Kendi imzamla, kendi yayın alanlarımla, açık ve aleni yazan biri olarak, benden alıntı yapmadan, kendi hayal aleminin cümleleri ve milliyetçi içgüdüleriyle beni suçlama basitliğine düşenlerin, polis işbirlikçisi itirafçı ve MİT ajanı olmaları gayet normaldir. Bunlar ve devletleri Mihrac Ural'ın ardından on yıllardır koşuyorlar, bu karalamalarla da daha çok koşacaklar...

Kurgularla, "satır aralarını okumak"la yalan ve dolanla, ortak ülkemizde, genel demokrasi mücadelesinin bir parçası olması için çaba verdiğimiz Arap halkının doğal hak arayışına karşı milliyetçi kinlerini kusanların yalanları artık kimseyi aldatmayacak kadar tekrar olmuştur.

Bizim davamız bunların gerici devletine karşıdır, bu yüzden kuklalar cevapsız kalacaktır.

Mihrac Ural'ın davası, yüzlerce makalesinde tekrar ettiği gibi, ortak ülkemizin demokrasi davasıdır, tüm halkların hak ve hukuk davasıdır, insan hakları davasıdır. Hiç bir alıntı yapmadan Mihrac Ural'a saldıranların beyhude çabası, belgeler ve kanıtlar karşısında ki acizliklerinden kaynaklanmaktadır. Duyum, söylenti, ölü konuşturuculuğu bunların tek kaynağıdır. Handikapları da buradadır.

Yüzlerce makalede tekrarla dile getirdim durdum.
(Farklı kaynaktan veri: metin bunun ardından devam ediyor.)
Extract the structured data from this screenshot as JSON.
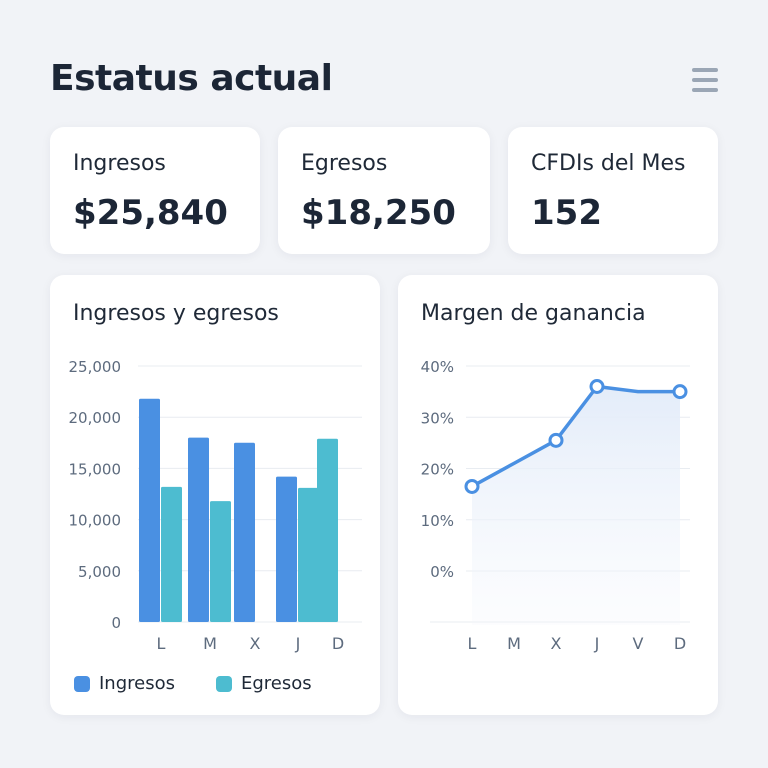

Benim mücadelem ortak ülkemizde tüm halkların, demokratik hakları için, özgürlyükler için bir mücadeledir. Bu mücadeleyi her türden dinamiği katma mücadelesidir. Bu ülkede yaşayan Arapların da, Lazların da, Süryani ve Ermenilerin de Kürtlerin ve özelikle Türk halkının mücadelesidir.

Dost düşman bilsin ki, bu toprakların hak ve hukuk mücadelesi bir bütündür. Hatay davası bir gerçek olduğu kadar bu mücadelenin kopmaz bir parçasıdır. Bu dava bir halkın kimlik hakkı davasıdır. Toprak davası değildir.

Bu dava Suriye'nin ya da başkasının davası değildir. Bu dava doğrudan doğruya ortak ülkemizde demokrasi mücadelesi vermek isteyen gerçek hak sahibi Hataylıların davasıdır, son söz de onlara ait olacaktır. Bu dava Torosların güneyinde yaşayan milyonlarca Arap insanının kimlik hakları davasının özgün bir parçasıdır.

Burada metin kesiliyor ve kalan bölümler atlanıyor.